As it turns out, God knew I would need these wired sisters more than ever as my quest for answers continued! When it was discovered that a simple tweaking of my pacer settings and beta-blockers wouldn’t work to make me feel better, and my cardiologist was content to wait it out. I decided that wasn’t good enough. I was done waiting and summoned that no-nonsense energy from my wired sisters to have a conversation with my cardiologist, where I may have lost it a few times, and was referred to an electro physiologist to look into my symptoms. This is the best thing I have done for myself because this new doctor ordered every test available, listened to my symptoms and knew that something else was going on. I was completely overwhelmed by all these cardiac tests, but I knew it would help me get answers. And, answers are exactly what I got! I found out my heart was failing and I wasn’t getting enough breath, making me tired all the time. At 36, that is not the news I was expecting. My world came to a screeching halt. I was put on a medication that has gotten good results treating heart failure in other patients, but I unfortunately couldn’t tolerate enough of it to be effective. I took 1 mg. of it for two months (the desired amount is 25 mg.) and missed many days of work as it dropped my blood pressure too low. When the doctor checked my heart function again, he found that it had decreased drastically in two months and he let me know that he would be taking a more aggressive course of treatment. I was told to keep my phone on and with me because he would be working fast to get my heart under control.

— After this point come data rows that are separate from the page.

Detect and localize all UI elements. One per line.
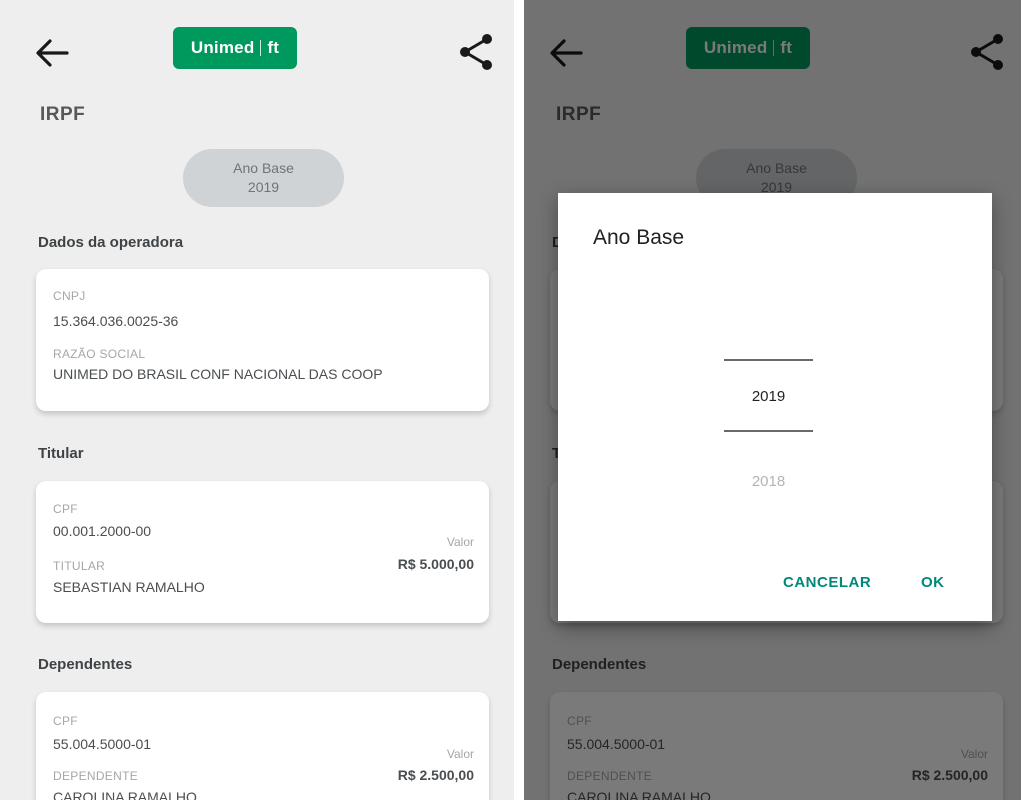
operadora-card: CNPJ 15.364.036.0025-36 RAZÃO SOCIAL UNI… [36, 269, 489, 411]
dependente-role-label: DEPENDENTE [53, 769, 139, 783]
page-title: IRPF [40, 104, 86, 125]
ok-button[interactable]: OK [921, 574, 945, 591]
picker-divider-bottom [724, 430, 813, 432]
top-bar: Unimedft [0, 0, 514, 100]
titular-card: CPF 00.001.2000-00 Valor TITULAR R$ 5.00… [36, 481, 489, 623]
section-title-operadora: Dados da operadora [38, 234, 184, 251]
section-title-dependentes: Dependentes [38, 656, 133, 673]
dialog-title: Ano Base [593, 226, 685, 249]
year-selector-value: 2019 [247, 179, 280, 195]
cancel-button[interactable]: CANCELAR [783, 574, 871, 591]
titular-name: SEBASTIAN RAMALHO [53, 579, 205, 595]
share-icon[interactable] [458, 32, 494, 72]
picker-selected-year[interactable]: 2019 [724, 388, 813, 405]
dependente-cpf-label: CPF [53, 714, 78, 728]
picker-divider-top [724, 359, 813, 361]
titular-role-label: TITULAR [53, 559, 106, 573]
razao-social-label: RAZÃO SOCIAL [53, 347, 146, 361]
dependente-card: CPF 55.004.5000-01 Valor DEPENDENTE R$ 2… [36, 692, 489, 800]
titular-valor-amount: R$ 5.000,00 [397, 556, 474, 572]
dependente-cpf-value: 55.004.5000-01 [53, 736, 152, 752]
cnpj-value: 15.364.036.0025-36 [53, 313, 179, 329]
irpf-screen-with-dialog: Unimedft IRPF Ano Base 2019 Dados da ope… [524, 0, 1021, 800]
dependente-valor-amount: R$ 2.500,00 [397, 767, 474, 783]
year-selector-label: Ano Base [233, 160, 294, 176]
section-title-titular: Titular [38, 445, 84, 462]
year-selector-button[interactable]: Ano Base 2019 [183, 149, 344, 207]
picker-option-year[interactable]: 2018 [724, 473, 813, 490]
irpf-screen: Unimed ft IRPF Ano Base 2019 Dados da ope… [0, 0, 514, 800]
titular-cpf-value: 00.001.2000-00 [53, 523, 152, 539]
year-picker-dialog: Ano Base 2019 2018 CANCELAR OK [558, 193, 992, 621]
unimed-logo: Unimedft [173, 27, 297, 69]
titular-cpf-label: CPF [53, 502, 78, 516]
cnpj-label: CNPJ [53, 289, 86, 303]
dependente-name: CAROLINA RAMALHO [53, 789, 197, 800]
titular-valor-label: Valor [446, 535, 474, 549]
back-arrow-icon[interactable] [34, 38, 70, 68]
razao-social-value: UNIMED DO BRASIL CONF NACIONAL DAS COOP [53, 366, 383, 382]
dependente-valor-label: Valor [446, 747, 474, 761]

That very afternoon I received a call from his nurse informing me of an appointment Monday (three days away) to have a heart scan and meet with a transplant surgeon and then have a CRT-D (cardiac resynchronization therapy device with a defibrillator) implanted Wednesday. This was by far the scariest time of my life, but I found comfort trusting in God’s plan for my life. I was blessed to have Jill, my wired sis from Spokane, Beverly, my wired sis from Tennessee and my husband all supporting and caring for me! I’m not sure I would have stuck around to meet with the transplant surgeon if I wasn’t sitting between Beverly and Eric in the waiting room! Hearing all the horror stories and daily struggles of the other transplant patients was enough to make me want to run out of there! The two of them talked me down and I met with the surgeon. It was a three -hour appointment and I think I remember some of it! Luckily Beverly took notes and Eric was listening, I was too scared and overwhelmed to concentrate. It turned out that I was not yet a candidate for transplant and he wanted my Electro physiologist to do a couple other tests before the new device implant to look at all the variables. The one thing I remember clearly is that he shared my frustration about other doctors not investigating my situation much sooner! I left feeling validated and exhausted from so much stress!

There was little sleep to be had in preparation of the implant, I was so nervous! However, time flew by quickly Tuesday as it was filled with a shopping trip, movie watching and a trip up Mt. Spokane with Jill and Beverly. We laughed, we cried and we enjoyed fresh mountain air. It was a much-needed break to feel a little normalcy in the midst of all that turmoil!

The implant surgery went well and my doctor did not find any other issues, so after two days in the hospital and several unsuspected selfies to document my stay, I got to go home. The recovery has been a day-by-day process and continues to be after two months. My doctor told me to be patient, as rebuilding my weak heart will not happen overnight. At my two month check-up, I was cleared to go back to work for a couple hours a day. I have started to feel more energy as time goes on and am looking forward to feeling better!

This journey will never truly end, but I am learning to accept this and find peace with it. This is the path God has laid out before me and I look forward to seeing where it leads. It certainly has already led me to many new lifelong friendships and has enabled me to help others find their way in times of need.